Hécatombe de dauphins dans le golfe de Gascogne

Un grave échec de la politique gouvernementale

Les hivers se suivent et ne se ressemblent pas : alors que le début de 2022 avait été marqué par la rareté des vents d’ouest prolongés, les fortes brises et les coups de vent se sont répétés depuis la mi-décembre, avec pour résultat un nombre record d’échouages de cadavres de dauphins communs, morts pour l’essentiel dans des interactions avec la pêche. Quelques journalistes font des titres sur ce qu’il faut bien appeler un ‘marronnier’ macabre : oui, il y a encore des échouages massifs du fait de la pêche dans le golfe de Gascogne ! Oui, la pêche continue de tuer des dauphins par milliers.

Dauphin commun en Atlantique : une espèce pas protégée dans le golfe de Gascogne

Le gouvernement tente de démontrer que ses actions seront, dans quelque temps, couronnées de succès, c’est-à-dire ramener la mortalité de dauphins à un pourcentage acceptable … (lequel d’ailleurs ?), alors qu’en fait sa politique depuis 2017 se résume en un seul axiome : éviter une fermeture temporaire des pêcheries responsables de cette hécatombe. Une mesure qui a été recommandée par plusieurs organisations scientifiques européennes non suspectes de partialité. D’où un ‘avis motivé’ (c’est-à-dire une mise en garde) envoyé par l’Europe aux autorités françaises en juillet 2022.

Chalutiers : les pélagiques se caractérisent par un fort taux de capture de dauphins

En fait, les mesures prises par la direction des pêches sont pour l’essentiel (*) des actions visant à s’informer du nombre de captures et des pêcheries en cause (observateurs, caméras, déclaration ‘obligatoire’ des captures), et des études scientifiques (sur les balises acoustiques, sur l’écosystème, sur des modifications de filets).
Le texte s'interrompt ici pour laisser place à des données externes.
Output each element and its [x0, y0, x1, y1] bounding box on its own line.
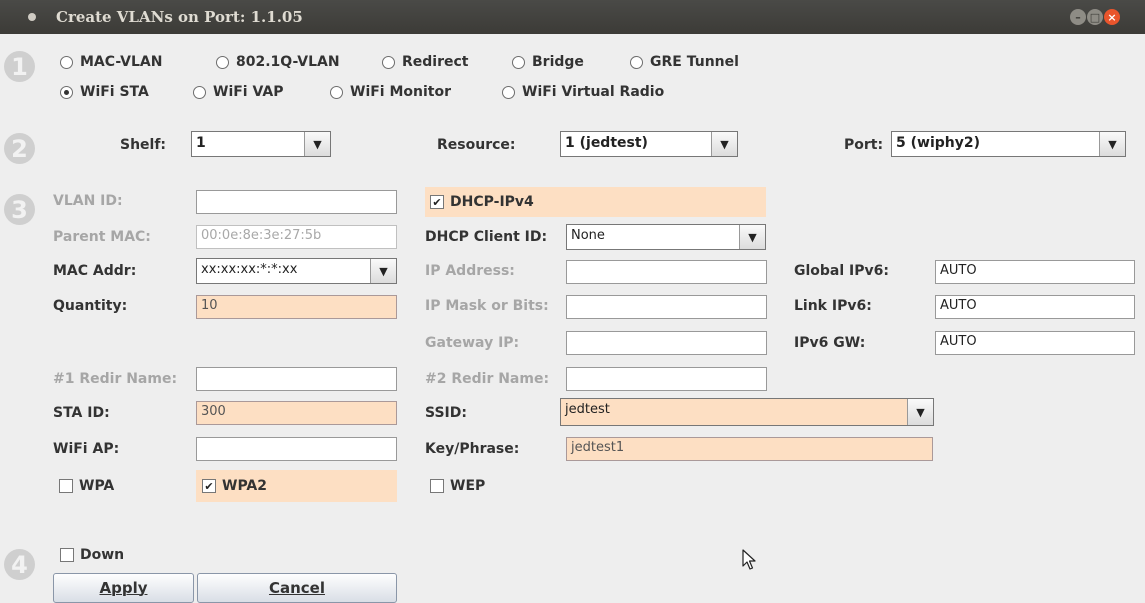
window-title: Create VLANs on Port: 1.1.05 — [56, 8, 303, 26]
radio-circle — [60, 55, 73, 69]
radio-bridge[interactable]: Bridge — [512, 54, 584, 70]
radio-circle-selected — [60, 85, 73, 99]
radio-wifi-virtual-radio[interactable]: WiFi Virtual Radio — [502, 84, 664, 100]
wpa2-checkbox[interactable]: ✔ WPA2 — [202, 478, 267, 494]
mouse-cursor-icon — [742, 549, 756, 570]
ip-mask-input[interactable] — [566, 295, 767, 319]
shelf-select[interactable]: 1 ▼ — [191, 131, 331, 157]
radio-circle — [630, 55, 643, 69]
link-ipv6-input[interactable]: AUTO — [935, 295, 1135, 319]
create-vlans-dialog: Create VLANs on Port: 1.1.05 – □ × 1 2 3… — [0, 0, 1145, 603]
quantity-input[interactable]: 10 — [196, 295, 397, 319]
mac-addr-select[interactable]: xx:xx:xx:*:*:xx ▼ — [196, 258, 397, 284]
mac-addr-label: MAC Addr: — [53, 263, 137, 279]
wifi-ap-input[interactable] — [196, 437, 397, 461]
port-select[interactable]: 5 (wiphy2) ▼ — [891, 131, 1126, 157]
redir1-name-input[interactable] — [196, 367, 397, 391]
cancel-button[interactable]: Cancel — [197, 573, 397, 603]
link-ipv6-label: Link IPv6: — [794, 298, 872, 314]
chevron-down-icon[interactable]: ▼ — [711, 132, 737, 156]
wep-checkbox[interactable]: WEP — [430, 478, 485, 494]
gateway-ip-input[interactable] — [566, 331, 767, 355]
checkbox-box — [430, 479, 444, 493]
dhcp-client-id-label: DHCP Client ID: — [425, 229, 548, 245]
checkmark-icon: ✔ — [202, 479, 216, 493]
vlan-id-label: VLAN ID: — [53, 193, 123, 209]
radio-wifi-sta[interactable]: WiFi STA — [60, 84, 149, 100]
ip-address-label: IP Address: — [425, 263, 515, 279]
chevron-down-icon[interactable]: ▼ — [1099, 132, 1125, 156]
ssid-select[interactable]: jedtest ▼ — [560, 398, 934, 426]
ip-address-input[interactable] — [566, 260, 767, 284]
dhcp-client-id-select[interactable]: None ▼ — [566, 224, 766, 250]
key-phrase-input[interactable]: jedtest1 — [566, 437, 933, 461]
step-2-badge: 2 — [4, 133, 35, 164]
chevron-down-icon[interactable]: ▼ — [739, 225, 765, 249]
radio-redirect[interactable]: Redirect — [382, 54, 469, 70]
radio-circle — [502, 85, 515, 99]
ssid-label: SSID: — [425, 405, 467, 421]
dhcp-ipv4-checkbox[interactable]: ✔ DHCP-IPv4 — [430, 194, 534, 210]
radio-circle — [382, 55, 395, 69]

Les mesures d’information sur les captures font partie du règlement européen des pêches depuis plusieurs décennies, et sont depuis longtemps correctement appliquées dans plusieurs pays européens.

Quant aux actions scientifiques, il y en a pour plusieurs millions d’euros, soit elles devraient avoir été conduites depuis longtemps (pour ce qui est des études fondamentales des dauphins dans leur écosystème), soit elles visent à réinventer la roue à grand renfort de budget de développement et d’expérimentation. Plusieurs pays (Danemark, Portugal, Grande-Bretagne …) ont déjà démontré que la mise en place de pingers sur les filets (un tous les 200 mètres) permettait de diviser le taux de capture de dauphins (ou de marsouins) par 2 ou par 3. Le problème des captures par pêche est étudié en Europe depuis plus de 30 ans !

Le problème des captures massives de dauphins s’est aggravé, mais il existe depuis plusieurs décennies

Gagner du temps, c’était le but de la réponse du gouvernement, datée du 15 décembre 2022, à ‘l’avis motivé’ de la commission européenne. Une action de fermeture temporaire et sélective pourrait, peut-être, être envisagée après 2024-2025, si les études et expériences lancées depuis 2021 n’aboutissaient pas à des alternatives agréées par des pêcheurs fermement opposés à toute limitation de leur activité. Une position partagée par les pêcheurs espagnols, également très actifs dans le golfe avec une impressionnante flotte de fileyeurs. Sur ce dossier, la pression exercée par les grandes ONG n’aura donc pas été suffisante pour infléchir un arbitrage du gouvernement toujours exclusivement favorable au monde de la pêche.

Compter les morts est nécessaire, mais ne doit pas constituer l’alpha et l’oméga d’une politique de protection des dauphins

En attendant que la Commission Européenne ne se décide à passer à l’étape suivante -prendre une mesure réglementaire de fermeture des pêcheries responsables de l’hécatombe-, nous en sommes réduits à compter les cadavres livrés par l’océan au gré des vents dominants. Face à cet échec retentissant, la seule arme susceptible de modifier le rapport de force politique dans ce dossier, prendre à témoin le consommateur, n’a pas encore été employée par les ONG. Le sera-t-elle ?

Alexandre et cetaces.org

(*) On note que les chalutiers pélagiques, responsables d’un fort taux de capture, ont depuis 2021 l’obligation d’équiper leurs engins de balises acoustiques dissuasives.